GrounDial: Human-norm Grounded Safe Dialog Response Generation
Siwon Kim, Shuyang Dai, Mohammad Kachuee, Shayan Ray, Tara Taghavi, Sungroh Yoon
TL;DR
GrounDial tackles unsafe dialogue outputs by grounding responses to human-norm Rules-of-Thumb (RoT) without additional fine-tuning. It combines explicit RoT grounding via in-context learning (ICL) with implicit, decoding-time grounding through a KID-inspired human-norm-guided decoding (HGD) strategy, using RoT retrieval from a curated set R. Empirical results on BlenderBot with ProsocialDialog show that the approach yields higher safety and RoT agreement than vanilla baselines and is competitive with fine-tuned models, with the strongest gains arising from the joint ICL+HGD setup.
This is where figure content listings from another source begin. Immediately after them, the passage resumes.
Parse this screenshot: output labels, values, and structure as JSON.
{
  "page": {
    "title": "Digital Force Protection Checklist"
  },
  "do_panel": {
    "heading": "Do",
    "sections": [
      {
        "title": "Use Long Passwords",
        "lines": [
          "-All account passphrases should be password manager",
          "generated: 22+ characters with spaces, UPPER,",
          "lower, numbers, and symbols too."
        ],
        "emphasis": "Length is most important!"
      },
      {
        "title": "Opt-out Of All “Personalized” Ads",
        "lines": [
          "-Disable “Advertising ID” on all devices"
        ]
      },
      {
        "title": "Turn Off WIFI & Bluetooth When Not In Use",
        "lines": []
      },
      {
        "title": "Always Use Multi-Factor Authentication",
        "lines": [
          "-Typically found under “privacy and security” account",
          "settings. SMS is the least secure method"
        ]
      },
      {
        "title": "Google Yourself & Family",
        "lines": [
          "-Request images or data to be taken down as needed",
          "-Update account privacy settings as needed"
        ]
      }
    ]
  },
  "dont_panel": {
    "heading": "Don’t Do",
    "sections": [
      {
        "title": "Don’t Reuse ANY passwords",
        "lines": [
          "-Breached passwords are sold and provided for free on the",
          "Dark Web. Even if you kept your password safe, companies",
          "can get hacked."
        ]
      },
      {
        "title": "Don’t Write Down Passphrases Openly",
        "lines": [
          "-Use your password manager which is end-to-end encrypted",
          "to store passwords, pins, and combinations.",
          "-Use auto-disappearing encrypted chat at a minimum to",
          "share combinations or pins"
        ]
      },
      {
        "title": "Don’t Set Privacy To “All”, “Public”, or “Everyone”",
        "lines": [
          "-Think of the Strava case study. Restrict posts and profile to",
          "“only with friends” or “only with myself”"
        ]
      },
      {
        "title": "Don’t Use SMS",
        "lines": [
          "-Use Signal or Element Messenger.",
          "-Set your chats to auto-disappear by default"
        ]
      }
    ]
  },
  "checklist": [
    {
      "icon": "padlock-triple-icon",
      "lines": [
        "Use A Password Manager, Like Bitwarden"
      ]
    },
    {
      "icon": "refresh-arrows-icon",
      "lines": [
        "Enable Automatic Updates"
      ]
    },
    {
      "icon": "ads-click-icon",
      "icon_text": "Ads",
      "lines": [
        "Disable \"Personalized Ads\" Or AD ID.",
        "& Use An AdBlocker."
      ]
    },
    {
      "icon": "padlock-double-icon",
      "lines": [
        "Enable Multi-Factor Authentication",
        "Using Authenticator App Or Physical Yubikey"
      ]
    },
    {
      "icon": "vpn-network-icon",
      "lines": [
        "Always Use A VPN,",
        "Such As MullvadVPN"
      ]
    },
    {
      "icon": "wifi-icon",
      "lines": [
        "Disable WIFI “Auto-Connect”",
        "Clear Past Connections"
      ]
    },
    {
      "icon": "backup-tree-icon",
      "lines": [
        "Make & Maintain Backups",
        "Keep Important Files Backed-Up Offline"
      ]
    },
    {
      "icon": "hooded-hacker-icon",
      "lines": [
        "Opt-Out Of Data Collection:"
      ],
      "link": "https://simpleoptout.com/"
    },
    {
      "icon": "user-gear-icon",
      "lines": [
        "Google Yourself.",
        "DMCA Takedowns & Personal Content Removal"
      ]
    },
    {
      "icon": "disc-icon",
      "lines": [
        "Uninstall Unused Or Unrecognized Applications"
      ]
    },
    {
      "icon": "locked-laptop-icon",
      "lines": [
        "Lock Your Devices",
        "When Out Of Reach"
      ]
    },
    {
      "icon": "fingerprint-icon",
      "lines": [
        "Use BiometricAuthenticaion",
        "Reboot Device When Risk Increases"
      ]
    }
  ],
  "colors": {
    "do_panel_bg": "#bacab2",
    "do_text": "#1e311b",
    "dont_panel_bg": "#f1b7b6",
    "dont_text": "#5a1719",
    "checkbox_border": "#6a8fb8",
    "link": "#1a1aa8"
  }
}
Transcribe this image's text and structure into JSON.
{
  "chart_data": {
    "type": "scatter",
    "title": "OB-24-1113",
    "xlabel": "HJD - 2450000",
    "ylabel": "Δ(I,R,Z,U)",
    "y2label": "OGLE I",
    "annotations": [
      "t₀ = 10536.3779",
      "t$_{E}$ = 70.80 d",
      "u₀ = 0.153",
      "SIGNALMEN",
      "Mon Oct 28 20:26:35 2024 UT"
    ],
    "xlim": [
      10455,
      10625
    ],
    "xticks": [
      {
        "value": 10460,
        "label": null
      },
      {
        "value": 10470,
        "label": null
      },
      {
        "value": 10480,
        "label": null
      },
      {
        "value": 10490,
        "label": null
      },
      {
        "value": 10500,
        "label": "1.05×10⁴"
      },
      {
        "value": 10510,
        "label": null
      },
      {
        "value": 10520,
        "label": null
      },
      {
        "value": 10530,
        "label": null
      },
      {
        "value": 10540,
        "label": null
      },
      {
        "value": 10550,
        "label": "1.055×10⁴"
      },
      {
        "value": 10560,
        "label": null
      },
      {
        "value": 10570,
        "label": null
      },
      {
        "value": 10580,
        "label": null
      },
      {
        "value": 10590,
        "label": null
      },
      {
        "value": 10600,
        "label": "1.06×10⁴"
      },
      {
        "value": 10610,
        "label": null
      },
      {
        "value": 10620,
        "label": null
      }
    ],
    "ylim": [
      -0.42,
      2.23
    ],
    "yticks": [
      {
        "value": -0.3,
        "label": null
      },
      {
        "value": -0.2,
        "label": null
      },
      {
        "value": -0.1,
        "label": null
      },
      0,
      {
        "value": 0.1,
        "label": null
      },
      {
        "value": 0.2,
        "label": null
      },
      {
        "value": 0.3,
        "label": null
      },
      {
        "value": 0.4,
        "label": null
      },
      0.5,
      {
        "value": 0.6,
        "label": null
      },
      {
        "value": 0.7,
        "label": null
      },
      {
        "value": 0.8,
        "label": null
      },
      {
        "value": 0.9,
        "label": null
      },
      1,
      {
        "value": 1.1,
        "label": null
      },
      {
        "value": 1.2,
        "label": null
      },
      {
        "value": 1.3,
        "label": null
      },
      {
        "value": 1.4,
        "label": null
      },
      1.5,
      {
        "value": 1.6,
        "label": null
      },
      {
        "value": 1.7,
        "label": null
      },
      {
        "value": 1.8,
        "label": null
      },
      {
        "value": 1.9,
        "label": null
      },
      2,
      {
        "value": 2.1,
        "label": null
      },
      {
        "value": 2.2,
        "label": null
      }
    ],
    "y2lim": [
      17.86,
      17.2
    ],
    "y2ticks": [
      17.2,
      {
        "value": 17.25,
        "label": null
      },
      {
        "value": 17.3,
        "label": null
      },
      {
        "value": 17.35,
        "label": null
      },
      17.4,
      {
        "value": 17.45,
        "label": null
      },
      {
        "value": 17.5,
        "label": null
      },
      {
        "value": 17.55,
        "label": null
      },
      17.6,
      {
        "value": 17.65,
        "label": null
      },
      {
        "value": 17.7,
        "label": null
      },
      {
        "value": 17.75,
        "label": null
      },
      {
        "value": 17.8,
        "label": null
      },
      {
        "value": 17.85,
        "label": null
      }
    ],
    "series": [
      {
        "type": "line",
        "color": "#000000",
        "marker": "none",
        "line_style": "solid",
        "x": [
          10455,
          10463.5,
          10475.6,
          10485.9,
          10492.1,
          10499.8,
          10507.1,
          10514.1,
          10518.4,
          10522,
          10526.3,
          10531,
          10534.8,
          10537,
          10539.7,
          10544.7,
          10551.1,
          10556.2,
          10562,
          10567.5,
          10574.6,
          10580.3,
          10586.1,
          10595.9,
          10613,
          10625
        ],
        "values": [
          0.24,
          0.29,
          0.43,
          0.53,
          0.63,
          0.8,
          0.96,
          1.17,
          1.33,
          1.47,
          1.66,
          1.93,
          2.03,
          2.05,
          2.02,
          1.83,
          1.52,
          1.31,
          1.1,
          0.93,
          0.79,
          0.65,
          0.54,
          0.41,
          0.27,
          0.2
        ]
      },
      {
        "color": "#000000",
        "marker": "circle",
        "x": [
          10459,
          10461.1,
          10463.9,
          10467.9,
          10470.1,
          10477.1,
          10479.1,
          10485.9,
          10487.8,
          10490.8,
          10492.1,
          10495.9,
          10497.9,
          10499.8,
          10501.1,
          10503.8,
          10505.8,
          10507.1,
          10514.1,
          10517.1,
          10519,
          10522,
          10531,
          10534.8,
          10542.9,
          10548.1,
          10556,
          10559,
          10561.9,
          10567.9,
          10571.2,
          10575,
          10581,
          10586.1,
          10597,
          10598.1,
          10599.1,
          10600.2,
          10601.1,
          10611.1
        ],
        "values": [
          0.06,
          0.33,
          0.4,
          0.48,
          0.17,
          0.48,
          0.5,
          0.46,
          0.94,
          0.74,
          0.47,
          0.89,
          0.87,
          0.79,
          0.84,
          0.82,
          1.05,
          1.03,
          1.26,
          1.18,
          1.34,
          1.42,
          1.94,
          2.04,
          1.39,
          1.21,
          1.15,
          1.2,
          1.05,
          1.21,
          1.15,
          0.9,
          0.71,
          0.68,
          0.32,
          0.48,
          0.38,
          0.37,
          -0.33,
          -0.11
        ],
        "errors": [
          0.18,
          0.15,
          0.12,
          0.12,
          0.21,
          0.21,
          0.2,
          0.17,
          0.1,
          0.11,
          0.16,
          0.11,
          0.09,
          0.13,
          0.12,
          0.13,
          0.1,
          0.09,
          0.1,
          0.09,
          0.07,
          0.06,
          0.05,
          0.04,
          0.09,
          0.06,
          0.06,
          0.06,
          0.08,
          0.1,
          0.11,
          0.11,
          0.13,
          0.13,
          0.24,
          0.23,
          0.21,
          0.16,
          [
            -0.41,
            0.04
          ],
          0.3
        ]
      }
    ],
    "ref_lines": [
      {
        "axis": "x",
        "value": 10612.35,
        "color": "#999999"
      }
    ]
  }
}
This method offers a cost-efficient, generalizable path to safer dialog systems by leveraging human norms and RL-inspired decoding rather than retraining large models.
Abstract
Current conversational AI systems based on large language models (LLMs) are known to generate unsafe responses, agreeing to offensive user input or including toxic content. Previous research aimed to alleviate the toxicity, by fine-tuning LLM with manually annotated safe dialogue histories. However, the dependency on additional tuning requires substantial costs. To remove the dependency, we propose GrounDial, where response safety is achieved by grounding responses to commonsense social rules without requiring fine-tuning. A hybrid approach of in-context learning and human-norm-guided decoding of GrounDial enables the response to be quantitatively and qualitatively safer even without additional data or tuning.